I’ve seen this a couple of times over the past few days, but here’s CNN’s version of a story about “homeowners” simply walking away from their homes.  I say “homeowners” because most of these people put little or no money down, they took out teaser rate ARM’s, interest only – or even negative amortization loans - so they’ve never had any equity to speak of anyway.  They didn’t “own” their homes, they were renting them.

A couple of quotes from CNN’s story – here’s the headline:
Homeowners: Can’t pay? Just walk away
More and more borrowers are watching their house values sink while the cost of their loans skyrockets. What to do? Skip out on the mortgage all together.

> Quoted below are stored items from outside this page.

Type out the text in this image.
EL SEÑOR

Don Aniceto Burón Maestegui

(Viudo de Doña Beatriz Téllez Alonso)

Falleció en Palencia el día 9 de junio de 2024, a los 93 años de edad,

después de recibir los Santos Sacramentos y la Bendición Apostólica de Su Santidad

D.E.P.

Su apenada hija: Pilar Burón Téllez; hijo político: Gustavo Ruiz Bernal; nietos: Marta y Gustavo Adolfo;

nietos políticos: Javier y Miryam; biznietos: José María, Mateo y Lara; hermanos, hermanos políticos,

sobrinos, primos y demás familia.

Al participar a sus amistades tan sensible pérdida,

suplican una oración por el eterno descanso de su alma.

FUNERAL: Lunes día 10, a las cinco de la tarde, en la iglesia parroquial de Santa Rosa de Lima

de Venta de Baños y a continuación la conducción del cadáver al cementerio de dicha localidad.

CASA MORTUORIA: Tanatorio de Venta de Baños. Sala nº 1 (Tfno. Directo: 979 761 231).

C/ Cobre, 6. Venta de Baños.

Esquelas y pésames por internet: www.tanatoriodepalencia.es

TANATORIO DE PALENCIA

Yeah, that’s a good plan.  Just “buy” a nice house which you can’t afford, then stay there for a year or two until your rate adjusts and you can no longer pay for it.  Then mail the keys to the bank (hence the term jingle mail) and walk away.   Next thing you know they’ll be wanting a bailout from the Fed’s…

Another quote: The Los Angeles-based writer bought two properties in Hancock Park, west of downtown, using no-down, interest-only mortgages in 2006. He paid just over $1 million for both.

Often they chose hybrid adjustable rate mortgages (ARMs) that came with low initial payments. After a few years, interest rates on these loans reset higher. But buyers thought they could count on the increased value of their homes to refinance into affordable, fixed-rate loans.

Question – If you couldn’t afford a fixed rate loan on a house 2 or 3 years ago when rates were at a 40 year low, why the hell did you think you’d be able to afford to refinance before the interest only or ARM reset?  Were you counting on a huge raise that never came through?  Or did you just get more house than you could afford on a 15 year fixed rate loan?  If so, you’re too stupid to be a homeowner anyway.

Go ahead and blame it on predatory lending practices, blame it on your real estate agent, blame the economy, blame the house pricing slump, blame your neighbor – just be sure you don’t take responsibility for your own decisions, because that would mean you’re an adult.  And if you did any of the things above, you’re not an adult. 

You’re also not a victim, you’re the cause of the current mess.  You’re the one walking away (or defaulting) on a mortgage that you promised to pay.  You’re the one who is causing banks to lose money because you lied about your income on your application.  And when those banks write down a loss on your loan and their stock price drops, you’re probably bitching the loudest because now it’s hitting your 401k and Roth accounts – although maybe I’m giving you too much credit – anyone who did the above loans is probably not bright enough to plan for their own retirement – you’re counting on Social Security. 

I normally don’t call people names, but if you fall into the category of the people above – you are stupid.